The MGU-270 system, introduced in 2024 for AI workloads, was reportedly assembled using sanctioned Nvidia chips obtained through grey import channels via a Chinese company operating under the fictitious brand Solar Peak.
T-invariant claims that access to the machine is reportedly restricted even for staff of the university computing centre who built MGU’s earlier supercomputers.
The report added that state lender VTB (VTBR), described as one of Tikhonova’s key partners, has been testing Chinese graphics processors since March 2026, reportedly including Huawei’s Ascend 910C, which is marketed as an alternative to the export-restricted Nvidia H100.

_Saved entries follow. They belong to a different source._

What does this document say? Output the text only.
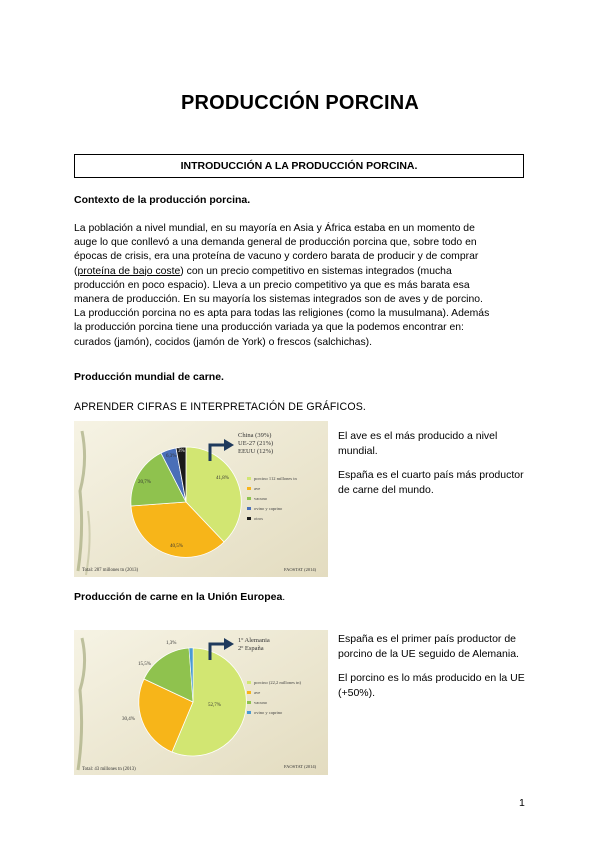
PRODUCCIÓN PORCINA
INTRODUCCIÓN A LA PRODUCCIÓN PORCINA.
Contexto de la producción porcina.

La población a nivel mundial, en su mayoría en Asia y África estaba en un momento de

auge lo que conllevó a una demanda general de producción porcina que, sobre todo en

épocas de crisis, era una proteína de vacuno y cordero barata de producir y de comprar

(proteína de bajo coste) con un precio competitivo en sistemas integrados (mucha

producción en poco espacio). Lleva a un precio competitivo ya que es más barata esa

manera de producción. En su mayoría los sistemas integrados son de aves y de porcino.

La producción porcina no es apta para todas las religiones (como la musulmana). Además

la producción porcina tiene una producción variada ya que la podemos encontrar en:

curados (jamón), cocidos (jamón de York) o frescos (salchichas).

Producción mundial de carne.
APRENDER CIFRAS E INTERPRETACIÓN DE GRÁFICOS.
41,8%
40,5%
20,7%
6,3%
3%
China (39%)
UE-27 (21%)
EEUU (12%)
porcino 112 millones tn
ave
vacuno
ovino y caprino
otros
Total: 287 millones tn (2013)	FAOSTAT (2014)

El ave es el más producido a nivel mundial.

España es el cuarto país más productor de carne del mundo.

Producción de carne en la Unión Europea.
52,7%
30,4%
15,5%
1,3%	1º Alemania
2º España
porcino (22,2 millones tn)
ave
vacuno
ovino y caprino
Total: 43 millones tn (2013)
FAOSTAT (2014)

España es el primer país productor de porcino de la UE seguido de Alemania.

El porcino es lo más producido en la UE (+50%).

1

The new faculty was also reportedly established with financial backing from sanctioned aluminium magnate Oleg Deripaska. Planned intake is 36 undergraduate and 36 postgraduate places, while annual tuition for fee-paying students is around RUB500,000 ($5,400).
T-invariant investigation claims parts of the new research ecosystem appear to have potential dual-use applications, including AI-guided drones, gait recognition systems for crime prevention and joint laboratories with the MSU PPI University in Shenzhen, where drone technologies are also being developed for cargo delivery.